While 1957 was a banner year for all American automakers, storm clouds were gathering. In 1958, the economy, which seemed unstoppable just a year earlier, began to stagger. Coupled with industry-wide labor unrest, Chrysler 300D production numbers plummeted to just 809 cars, including 191 convertibles, of which only about 53 are known to exist today. Due to low production, valvetrain complexity and high costs, 1958 marked the last model year that the company offered its first-generation “Hemi” V-8 engine in a full-size Chrysler; for 1959, the less expensive and exotic 413-cubic inch “wedge-head” V-8 debuted.
This original 1958 Chrysler 300D Convertible has just emerged from a correct and complete body-off restoration to original specifications with all mechanical components rebuilt, a correct Gary Goers leather interior and all brightwork restored to as-new condition. It was previously in the long-term ownership of Ken Smith, a long-time member of the Chrysler 300 Club International. According to a factory build code interpretation by Gil Cunningham, this particular 300D was built to customer order. Finished in Matador Red with a beige leather interior and a white power-operated convertible top, it was completed at the Detroit assembly plant on November 12, 1957 and shipped two days later to Batavia Motor Co. of Batavia, Illinois. Unusual for a car delivered new to Illinois with its cold winters, this 300D was an original heater-delete car.
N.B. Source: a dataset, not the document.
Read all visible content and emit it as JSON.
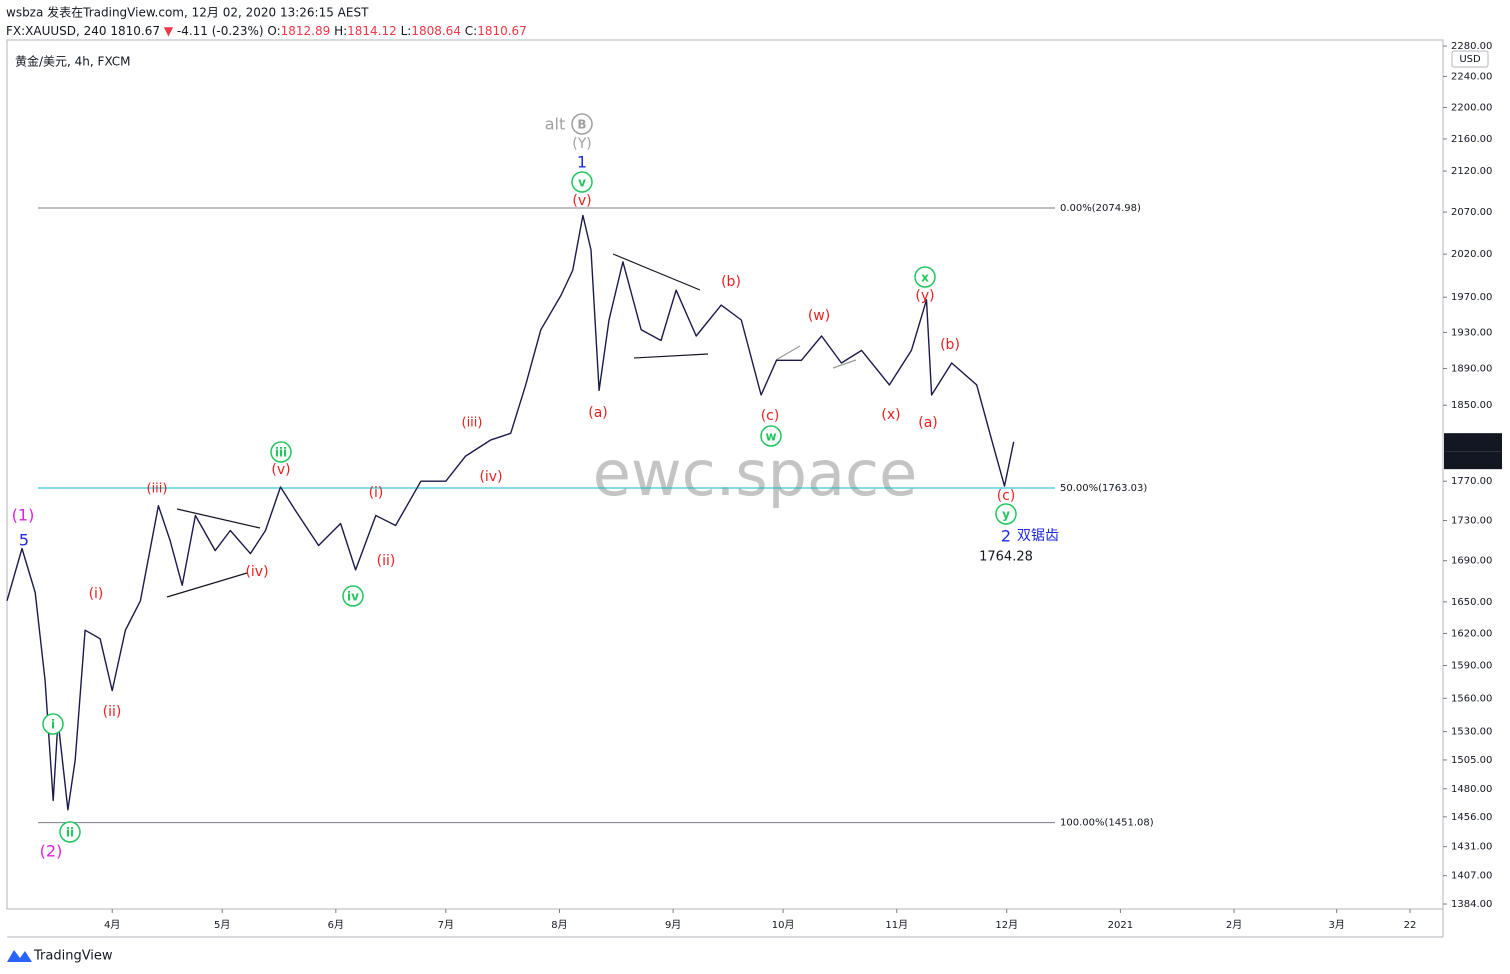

In addition to its 380 bhp, dual-carbureted 392-cubic inch “Hemi” V-8 and pushbutton-operated TorqueFlite automatic transmission, this 300D was also factory-equipped with a six-way power front seat, power steering, power windows and a power antenna for the Electro-Touch Tuner AM radio. Other desirable features included a driver’s side view mirror, Solex glass with a shaded windshield, rear-fender stone shields and a 3.3:1 Sure-Grip differential.
One of just 191 300D convertibles originally built, this documented, highly equipped and freshly restored car not only marks the final production year for the 300 with the dual-carbureted 392 Hemi but is also one of the rarest and most desirable of Chrysler’s legendary 300-series letter cars.